“Sss!” The first piece of fish hissed as it plunged into a cast iron full of hot oil. Dredged in cornmeal, ready to be devoured between slices of white bread and topped with hot sauce, frying fish has been our tradition for generations.
Food historians say the tradition is commonplace in many water-centric communities. But, it took on a new meaning for our people, who realized a different level of autonomy by fishing during enslavement.
Fish was one of the few things we could catch, prepare, and eat without interference from enslavers.
Plantation work schedules slowed by Saturday afternoon, leaving the rest of the day open for fishing and with the catch fried by the evening. These impromptu fish get-togethers became a Saturday night ritual. Our people momentarily found freedom in the food as they mingled, shared stories and laughs, and broke bread together.
During the Great Migration, culinary traditions migrated with us.
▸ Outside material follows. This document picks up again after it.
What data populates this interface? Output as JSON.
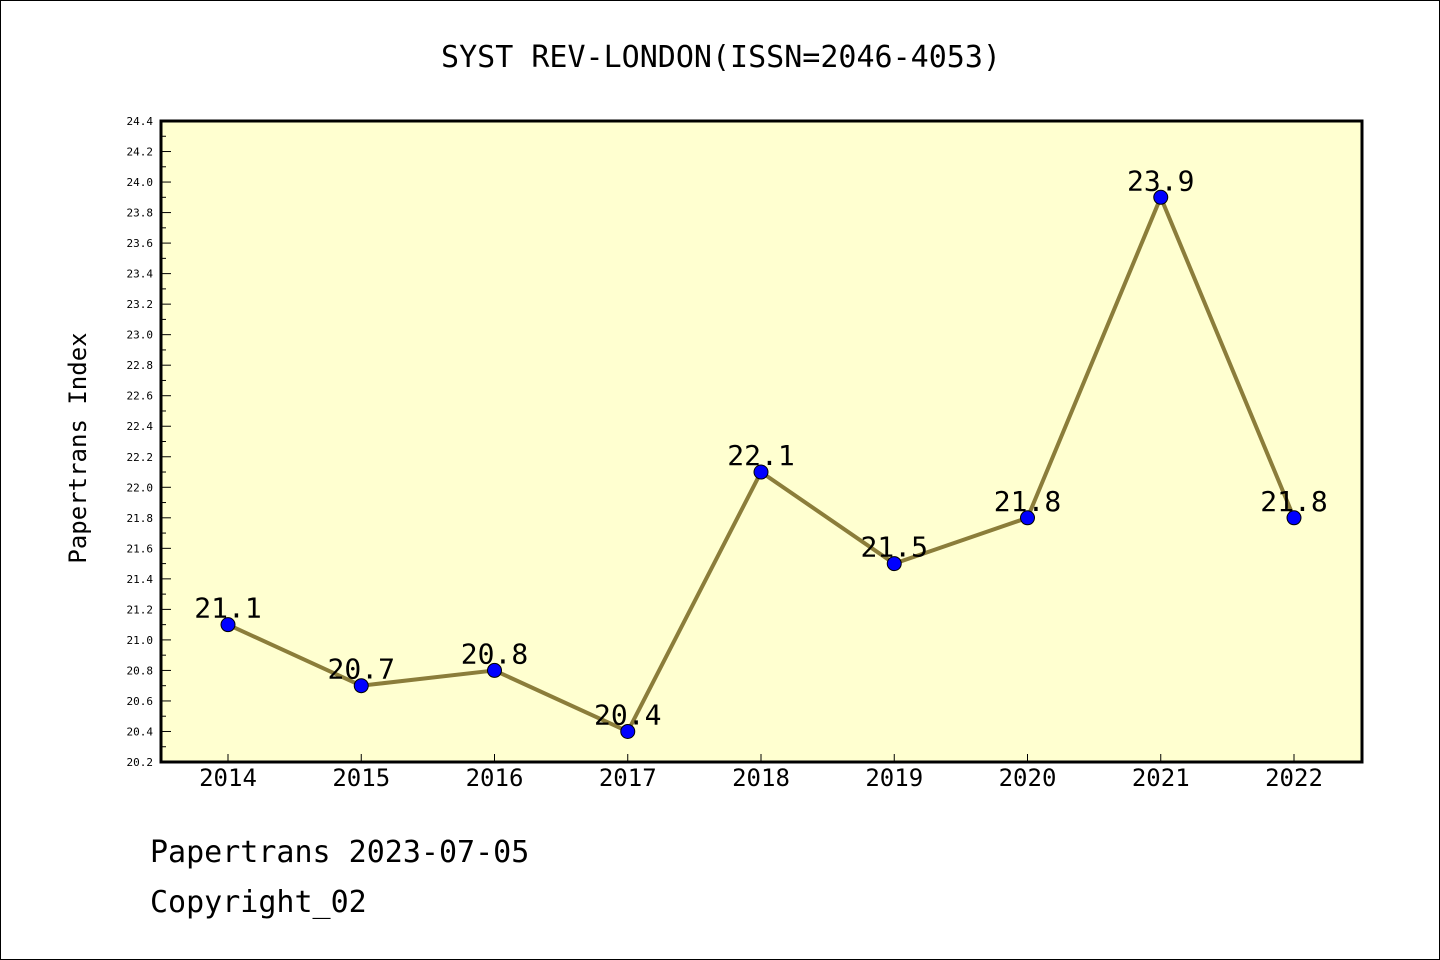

The fish fry became a popular fundraising tool for churches, and restaurants selling Southern classics, including barbeque and fried chicken, sprung up everywhere, providing a taste of home for many and reliable income for others.
Today, it remains a staple with varying regional twists. In the South, catfish, tilapia, and whiting are king. Perch and carp were Midwest favorites, and porgy is a popular option in the Mid-Atlantic.
Our food has always been a source of delicious joy worthy of celebration and remembrance.